The public health debate is whether insurance status is causally associated with patient outcomes or just an aggregate surrogate marker of socioeconomic status.

This is profoundly wrong! There is no debate about insurance status being associated with patient outcomes as this is something we know for many years.

It is unclear why the authors expect the "charity care" patients to have the lowest income. Patients with lower income should be covered by the public insurances or at least this was the original purpose of those insurances. People without insurance are usually the ones who work and have low income hoping for better days to buy an insurance. But this income should be above the cutoff point for receiving public insurance as otherwise they would have been publicly insured. At least this is my understanding of the things which admittedly could be very wrong.

The fact that a group of highly selected patients without insurance in Alabama still has a lower income than the ones who have a public insurance is at the least interesting. The authors did not investigate why these people don't have an insurance as they should be eligible for Madicaid/Madicare by definition, unless access to healthcare is utterly wrongly organized in Alabama.

The authors were not only unable to determine the household income per capita but also the educational level of the patients. Furthermore, educational level was not even included in the criteria for defining the socioeconomic status. Commenting on this might make me use inappropriate and politically incorrect language.

Case control analyses do not reduce the likelihood of type 1 statistical error as the authors write! Playing with the numbers does not reduce the need for a bigger cohort.

The following sentence at the end of the discussion is interesting:

These data, albeit limited in number, raise concerns regarding expected survival outcomes in newly insured patients via the Affordable Care Act.

The question here is whether someone who has any kind of insurance has better a outcome than someone who does not. We know that the not insured patients with ESLD and an average MELD of 27 would have a one year survival of about 15% and a 5 years survival of about 0% without treatment. The "charity program" of the UAB and the Affordable Care Act (as suggested by the authors, would) therefore tremendously increase the outcome of these patients.
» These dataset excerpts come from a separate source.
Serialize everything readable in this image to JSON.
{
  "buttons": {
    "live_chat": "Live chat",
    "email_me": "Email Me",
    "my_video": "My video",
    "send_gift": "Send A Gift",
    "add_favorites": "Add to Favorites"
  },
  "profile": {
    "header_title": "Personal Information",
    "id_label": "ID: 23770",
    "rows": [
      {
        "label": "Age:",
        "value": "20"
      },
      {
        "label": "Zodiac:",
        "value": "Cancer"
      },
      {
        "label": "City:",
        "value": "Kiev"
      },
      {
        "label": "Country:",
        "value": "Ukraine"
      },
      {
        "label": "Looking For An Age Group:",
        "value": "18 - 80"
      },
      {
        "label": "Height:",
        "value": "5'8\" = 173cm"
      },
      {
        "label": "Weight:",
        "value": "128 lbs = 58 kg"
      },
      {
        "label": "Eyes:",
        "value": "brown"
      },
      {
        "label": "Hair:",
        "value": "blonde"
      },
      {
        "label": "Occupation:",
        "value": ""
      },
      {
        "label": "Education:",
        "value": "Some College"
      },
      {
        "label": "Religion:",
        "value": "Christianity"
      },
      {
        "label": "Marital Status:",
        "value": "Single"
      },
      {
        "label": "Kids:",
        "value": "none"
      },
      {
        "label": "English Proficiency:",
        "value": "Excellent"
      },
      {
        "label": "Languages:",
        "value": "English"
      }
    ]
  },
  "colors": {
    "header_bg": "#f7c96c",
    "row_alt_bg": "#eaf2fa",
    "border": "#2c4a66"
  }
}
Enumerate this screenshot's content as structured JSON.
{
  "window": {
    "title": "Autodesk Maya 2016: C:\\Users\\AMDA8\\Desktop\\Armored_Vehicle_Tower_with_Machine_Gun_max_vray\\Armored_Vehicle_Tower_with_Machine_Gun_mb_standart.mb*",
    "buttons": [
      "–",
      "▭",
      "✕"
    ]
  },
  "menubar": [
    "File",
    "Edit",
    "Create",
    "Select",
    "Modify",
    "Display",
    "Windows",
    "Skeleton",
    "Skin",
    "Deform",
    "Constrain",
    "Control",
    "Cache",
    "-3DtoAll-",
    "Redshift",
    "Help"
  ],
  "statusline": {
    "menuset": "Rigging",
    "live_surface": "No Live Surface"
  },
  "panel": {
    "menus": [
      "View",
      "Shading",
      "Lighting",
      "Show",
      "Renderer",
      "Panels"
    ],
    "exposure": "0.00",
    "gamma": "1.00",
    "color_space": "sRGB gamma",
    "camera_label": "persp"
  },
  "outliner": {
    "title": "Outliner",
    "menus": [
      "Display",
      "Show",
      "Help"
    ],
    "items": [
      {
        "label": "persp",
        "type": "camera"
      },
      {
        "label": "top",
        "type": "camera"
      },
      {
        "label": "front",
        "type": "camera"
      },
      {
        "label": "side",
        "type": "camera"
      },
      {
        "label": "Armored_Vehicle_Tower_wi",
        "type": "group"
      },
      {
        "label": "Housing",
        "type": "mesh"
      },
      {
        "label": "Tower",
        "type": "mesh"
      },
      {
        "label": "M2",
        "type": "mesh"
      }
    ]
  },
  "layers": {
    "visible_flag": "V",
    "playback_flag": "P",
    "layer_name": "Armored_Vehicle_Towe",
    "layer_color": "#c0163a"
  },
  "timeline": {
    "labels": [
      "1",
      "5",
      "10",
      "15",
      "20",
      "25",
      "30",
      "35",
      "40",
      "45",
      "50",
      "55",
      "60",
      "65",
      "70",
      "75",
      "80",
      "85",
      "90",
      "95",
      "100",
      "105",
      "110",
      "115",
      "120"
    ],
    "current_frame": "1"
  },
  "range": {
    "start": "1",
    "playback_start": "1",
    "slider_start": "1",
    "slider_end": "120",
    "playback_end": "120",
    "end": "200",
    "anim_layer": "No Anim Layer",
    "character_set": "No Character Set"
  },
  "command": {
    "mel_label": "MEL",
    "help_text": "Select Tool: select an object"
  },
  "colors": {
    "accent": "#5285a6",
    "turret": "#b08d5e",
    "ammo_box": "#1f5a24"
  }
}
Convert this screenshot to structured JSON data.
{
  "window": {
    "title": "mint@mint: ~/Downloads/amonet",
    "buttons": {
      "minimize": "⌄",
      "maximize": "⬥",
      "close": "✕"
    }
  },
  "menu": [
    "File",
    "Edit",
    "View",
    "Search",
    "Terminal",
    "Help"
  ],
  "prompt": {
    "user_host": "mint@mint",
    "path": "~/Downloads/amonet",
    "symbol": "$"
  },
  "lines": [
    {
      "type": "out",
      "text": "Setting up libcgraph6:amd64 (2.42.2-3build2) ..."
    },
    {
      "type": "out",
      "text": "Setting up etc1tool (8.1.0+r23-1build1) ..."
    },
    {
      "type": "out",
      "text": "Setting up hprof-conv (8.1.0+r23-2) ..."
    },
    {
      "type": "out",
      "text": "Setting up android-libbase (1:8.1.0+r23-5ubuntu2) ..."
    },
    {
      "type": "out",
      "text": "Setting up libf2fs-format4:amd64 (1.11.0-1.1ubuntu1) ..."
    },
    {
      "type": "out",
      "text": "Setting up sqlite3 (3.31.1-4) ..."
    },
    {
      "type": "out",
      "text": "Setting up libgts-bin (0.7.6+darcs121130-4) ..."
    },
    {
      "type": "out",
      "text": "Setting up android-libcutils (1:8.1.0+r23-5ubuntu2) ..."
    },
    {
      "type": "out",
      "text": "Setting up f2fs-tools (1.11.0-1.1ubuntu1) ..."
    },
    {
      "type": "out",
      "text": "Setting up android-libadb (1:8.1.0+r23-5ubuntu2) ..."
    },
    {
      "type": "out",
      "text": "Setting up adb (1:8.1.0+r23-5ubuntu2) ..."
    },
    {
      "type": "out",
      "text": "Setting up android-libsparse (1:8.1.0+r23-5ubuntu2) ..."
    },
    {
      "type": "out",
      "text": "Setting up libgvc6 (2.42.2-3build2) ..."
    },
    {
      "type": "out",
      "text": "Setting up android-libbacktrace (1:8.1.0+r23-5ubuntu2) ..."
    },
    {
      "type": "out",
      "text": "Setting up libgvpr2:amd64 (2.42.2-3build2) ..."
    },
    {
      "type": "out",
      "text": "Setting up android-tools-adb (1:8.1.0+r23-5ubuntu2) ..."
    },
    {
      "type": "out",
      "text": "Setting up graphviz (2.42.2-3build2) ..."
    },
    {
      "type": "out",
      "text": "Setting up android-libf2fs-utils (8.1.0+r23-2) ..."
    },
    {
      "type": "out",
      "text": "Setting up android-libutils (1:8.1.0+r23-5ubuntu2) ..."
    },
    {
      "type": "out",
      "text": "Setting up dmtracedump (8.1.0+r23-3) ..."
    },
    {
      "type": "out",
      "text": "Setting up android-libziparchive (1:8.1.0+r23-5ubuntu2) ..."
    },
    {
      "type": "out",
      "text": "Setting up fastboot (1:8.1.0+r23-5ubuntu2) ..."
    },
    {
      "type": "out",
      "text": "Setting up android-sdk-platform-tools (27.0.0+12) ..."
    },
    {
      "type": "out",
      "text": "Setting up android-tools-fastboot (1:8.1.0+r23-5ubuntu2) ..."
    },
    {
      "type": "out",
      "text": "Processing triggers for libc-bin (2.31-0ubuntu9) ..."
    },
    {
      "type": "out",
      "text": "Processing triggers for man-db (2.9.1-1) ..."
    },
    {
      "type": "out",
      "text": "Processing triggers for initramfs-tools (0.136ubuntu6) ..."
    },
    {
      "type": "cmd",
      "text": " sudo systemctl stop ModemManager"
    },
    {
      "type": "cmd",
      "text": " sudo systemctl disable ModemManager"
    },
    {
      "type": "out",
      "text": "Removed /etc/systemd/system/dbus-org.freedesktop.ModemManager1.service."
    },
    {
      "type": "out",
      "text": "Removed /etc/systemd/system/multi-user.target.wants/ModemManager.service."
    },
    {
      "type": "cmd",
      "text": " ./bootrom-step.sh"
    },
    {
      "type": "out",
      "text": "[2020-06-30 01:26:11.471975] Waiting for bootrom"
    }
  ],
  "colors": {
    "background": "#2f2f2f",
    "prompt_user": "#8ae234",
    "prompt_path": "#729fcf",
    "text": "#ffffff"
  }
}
One would wonder why then the authors suggest that these patients would have a decreased outcome. The answer to this question can be probably found in the overwhelming evidence of biased look at patients not only in one department (Transplant Surgery) but in the whole institution of UAB as the multidisciplinary group of authors suggests.

Why did AJT publish this scientific junk? Probably because opposing Obamacare is so very popular among US surgeons. If you go into surgical lounge rooms across the country and see FOX News running all the time, then you might understand the bias. I don't have any better explanation for this kind of politics making scientification.